Emirates reported higher annual profits for the financial year ended March 2026, overcoming major disruptions caused by the ongoing Middle East conflict and airspace restrictions across the Gulf region.
The Dubai-based carrier posted a record net profit of $5.4 billion, up from $5.2 billion a year earlier, while group revenue climbed 3 per cent to $41 billion. The broader Emirates Group, which includes aviation services firm dnata, recorded pre-tax profits of $6.6 billion, maintaining its position as the world’s most profitable airline group.
The airline said military activity and regional instability during the final month of its fiscal year severely disrupted commercial air traffic across the Gulf, forcing flight suspensions and rerouting operations. Despite the turmoil, Emirates restored around 96 per cent of its global network and ramped up cargo operations to support essential supply chains through the UAE.

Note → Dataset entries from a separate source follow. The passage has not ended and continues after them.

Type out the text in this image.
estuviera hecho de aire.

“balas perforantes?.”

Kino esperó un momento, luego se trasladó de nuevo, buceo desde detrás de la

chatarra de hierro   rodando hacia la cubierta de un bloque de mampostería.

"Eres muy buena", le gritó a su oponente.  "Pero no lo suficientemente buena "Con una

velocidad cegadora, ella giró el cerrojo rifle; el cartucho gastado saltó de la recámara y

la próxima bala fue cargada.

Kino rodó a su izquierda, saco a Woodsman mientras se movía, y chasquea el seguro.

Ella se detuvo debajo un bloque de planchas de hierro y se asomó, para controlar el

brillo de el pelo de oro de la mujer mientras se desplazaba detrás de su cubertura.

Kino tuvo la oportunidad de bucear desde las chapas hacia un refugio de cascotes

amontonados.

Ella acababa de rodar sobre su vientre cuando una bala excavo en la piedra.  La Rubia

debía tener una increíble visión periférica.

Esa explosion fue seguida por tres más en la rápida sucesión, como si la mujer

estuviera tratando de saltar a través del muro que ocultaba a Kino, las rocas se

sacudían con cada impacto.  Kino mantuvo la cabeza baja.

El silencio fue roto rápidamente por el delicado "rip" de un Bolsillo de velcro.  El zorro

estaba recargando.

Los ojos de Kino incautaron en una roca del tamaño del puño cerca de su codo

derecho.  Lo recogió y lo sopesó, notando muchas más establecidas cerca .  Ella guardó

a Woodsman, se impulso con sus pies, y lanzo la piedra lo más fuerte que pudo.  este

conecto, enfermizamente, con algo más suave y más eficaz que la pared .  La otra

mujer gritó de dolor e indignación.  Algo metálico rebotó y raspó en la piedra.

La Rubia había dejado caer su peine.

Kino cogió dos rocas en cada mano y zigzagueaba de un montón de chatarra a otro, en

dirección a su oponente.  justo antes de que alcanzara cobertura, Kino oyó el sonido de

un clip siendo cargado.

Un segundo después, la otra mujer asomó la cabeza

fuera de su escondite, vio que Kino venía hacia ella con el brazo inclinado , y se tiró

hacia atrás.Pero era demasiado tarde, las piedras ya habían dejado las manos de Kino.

Chairman and CEO Sheikh Ahmed bin Saeed Al Maktoum said strong travel demand, higher passenger yields, and the airline’s robust financial reserves helped offset the impact of the crisis. Emirates also highlighted that its fuel costs are hedged through 2028–29, shielding the carrier from sharp increases in oil prices linked to the regional conflict.
The airline carried 53.2 million passengers during the year and continued expanding its fleet, taking delivery of additional Airbus A350 aircraft while progressing with a multi-billion-dollar retrofit programme. Emirates said it would continue investing in fleet modernization, infrastructure, and network expansion despite ongoing geopolitical uncertainty.